In this example, we have a dataset on Professors with fields like:

  • Name
  • Title
  • Department(s)
  • University
  • Their page URL
  • Short biography
  • Key Research Areas and their descriptions
  • Lab(s), the name, lab’s research focus

We will be ingesting this data from a JSON file, an example is shown below:

{
    "name": "James",
    "title": "Assistant Professor",
    "page": "https://james.com",
    "department": ["Computer Science"],
    "university": ["Uni X"],
    "bio": "James is an Assistant Professor whose work sits at the intersection
     of basketball analytics, computer vision, and large-scale machine learning. 
     His research focuses on turning raw player-tracking video, wearable-sensor streams,
     and play-by-play logs into actionable insights for teams, coaches, and broadcasters. 
     Signature projects include ShotNet— a deep learning model that predicts shot success
     probability in real time— and DunkGPT, a language model fine-tuned on millions of play descriptions
     to generate advanced scouting reports.",
    "key_research_areas": [
        {
            "area": "Computer Vision for Basketball",
            "description": "Designing CNN and Transformer architectures that track
             player pose, ball trajectory, and court zones to quantify defensive pressure and shooting mechanics."
        },
        {
            "area": "Predictive Modelling & Simulation",
            "description": "Building Monte-Carlo and sequence models that forecast 
            possession outcomes and season performance using play-by-play and spatial data." 
        },
        {
            "area": "Sports Analytics with Large Language Models",
            "description": "Leveraging LLMs to explain model outputs, auto-generate commentary,
             and mine historical game archives for strategic patterns." 
        },
        {
            "area": "Wearable Sensor Data Mining",
            "description": "Applying time-series and graph learning techniques to
             inertial-measurement signals for fatigue monitoring and injury prevention." 
        },
        {
            "area": "Fairness & Ethics in Sports AI",
            "description": "Studying algorithmic bias and ensuring equitable analytics across different leagues,
             genders, and play styles." 
        }
    ],
    "labs": [
        {
            "name": "Basketball Data Science Lab",
            "research_focus": "An interdisciplinary group combining data science, biomechanics, 
            and sport psychology to create next-generation analytics tools for basketball.",
        }
    ]
}

Building a Graph

Based on this data, we can create a Vector Graph RAG with the following nodes and edges:

Nodes:

  • Professor Node with properties name, title, page, bio
  • Research Area Node with properties area and description
  • Department Node with the property name
  • University Node with the property name
  • Lab Node with properties name, research_focus

Vector Nodes for Embeddings:

We will have an embedding of the professors’s combined string on their research areas and research description.

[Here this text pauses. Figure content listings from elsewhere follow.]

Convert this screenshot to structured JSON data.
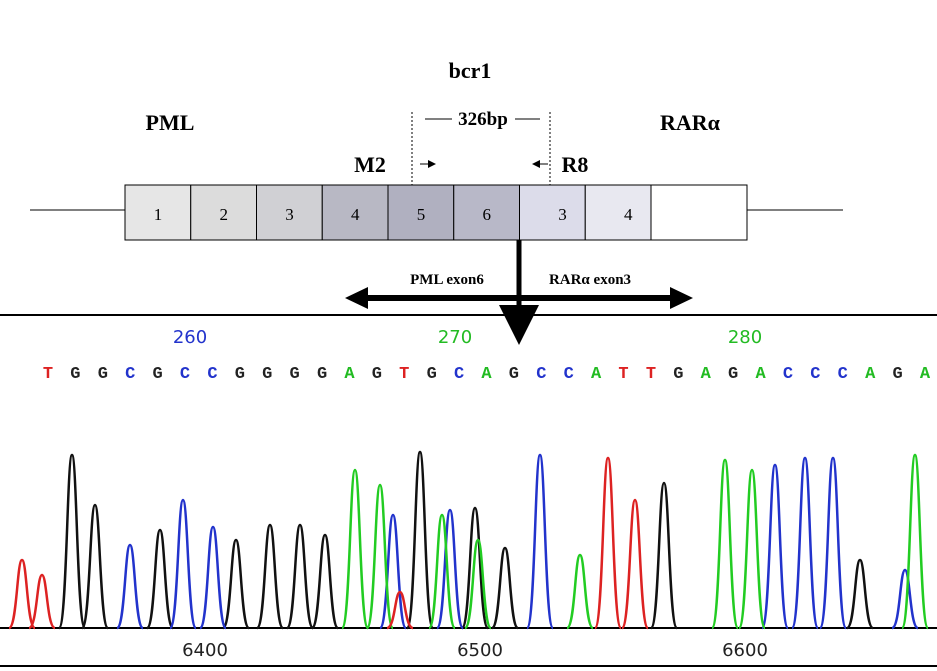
{
  "diagram": {
    "title": "bcr1",
    "left_gene": "PML",
    "right_gene": "RARα",
    "product_size": "326bp",
    "forward_primer": "M2",
    "reverse_primer": "R8",
    "exons": [
      "1",
      "2",
      "3",
      "4",
      "5",
      "6",
      "3",
      "4"
    ],
    "left_exon_label": "PML exon6",
    "right_exon_label": "RARα exon3"
  },
  "trace": {
    "base_positions": [
      {
        "label": "260",
        "color": "#2233cc"
      },
      {
        "label": "270",
        "color": "#22bb22"
      },
      {
        "label": "280",
        "color": "#22bb22"
      }
    ],
    "sequence": [
      "T",
      "G",
      "G",
      "C",
      "G",
      "C",
      "C",
      "G",
      "G",
      "G",
      "G",
      "A",
      "G",
      "T",
      "G",
      "C",
      "A",
      "G",
      "C",
      "C",
      "A",
      "T",
      "T",
      "G",
      "A",
      "G",
      "A",
      "C",
      "C",
      "C",
      "A",
      "G",
      "A"
    ],
    "base_colors": {
      "A": "#22bb22",
      "C": "#2233cc",
      "G": "#222222",
      "T": "#dd2222"
    },
    "scan_positions": [
      "6400",
      "6500",
      "6600"
    ]
  }
}
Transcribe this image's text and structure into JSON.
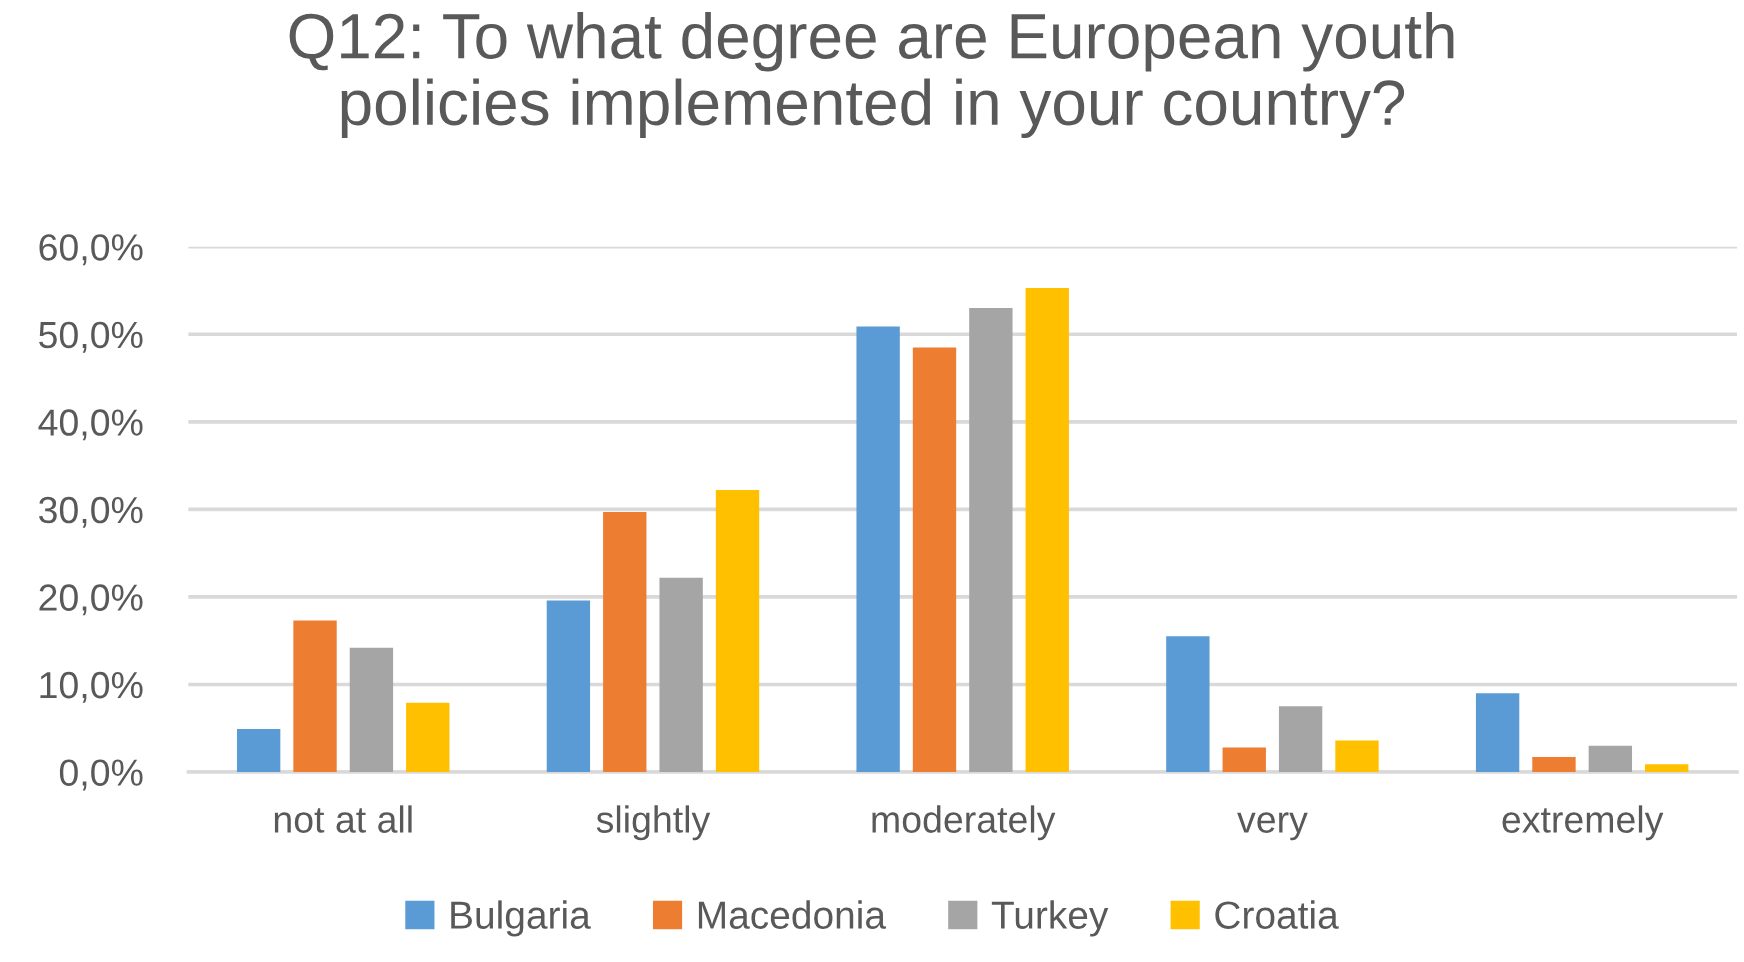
{
  "chart_data": {
    "type": "bar",
    "title": "Q12: To what degree are European youth\npolicies implemented in your country?",
    "categories": [
      "not at all",
      "slightly",
      "moderately",
      "very",
      "extremely"
    ],
    "series": [
      {
        "name": "Bulgaria",
        "color": "#5b9bd5",
        "values": [
          4.9,
          19.6,
          50.9,
          15.5,
          9.0
        ]
      },
      {
        "name": "Macedonia",
        "color": "#ed7d31",
        "values": [
          17.3,
          29.7,
          48.5,
          2.8,
          1.7
        ]
      },
      {
        "name": "Turkey",
        "color": "#a5a5a5",
        "values": [
          14.2,
          22.2,
          53.0,
          7.5,
          3.0
        ]
      },
      {
        "name": "Croatia",
        "color": "#ffc000",
        "values": [
          7.9,
          32.2,
          55.3,
          3.6,
          0.9
        ]
      }
    ],
    "ylim": [
      0,
      60
    ],
    "yticks": [
      {
        "value": 0,
        "label": "0,0%"
      },
      {
        "value": 10,
        "label": "10,0%"
      },
      {
        "value": 20,
        "label": "20,0%"
      },
      {
        "value": 30,
        "label": "30,0%"
      },
      {
        "value": 40,
        "label": "40,0%"
      },
      {
        "value": 50,
        "label": "50,0%"
      },
      {
        "value": 60,
        "label": "60,0%"
      }
    ],
    "grid": "y",
    "legend": "bottom"
  }
}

  • Professor Combined Research Area and Description Node with the property areas_and_descriptions

Edges:

  • Professor to Research Area Edge
  • Professor to Department Edge
  • Professor to University Edge
  • Professor to Lab Edge
  • Professor to Professor Combined Research Area and Description Embedding

Why do we need a Vector Graph RAG?

Let’s imagine it on a larger scale where we have a lot of data on professors, research areas, departments, academic achievements, and labs across 1000+ universities. We can utilize a graph to connect these nodes and edges to each other so that we can traverse the graph faster to find all professors that are working in a specific university, department, research area, or lab e.g we can filter the graph to find all professors that are working in the University X using FILTER in HelixQL. And we can utilize the vector embeddings to find professors that are most similar to a given query e.g “Which professors have worked in a startup before?”.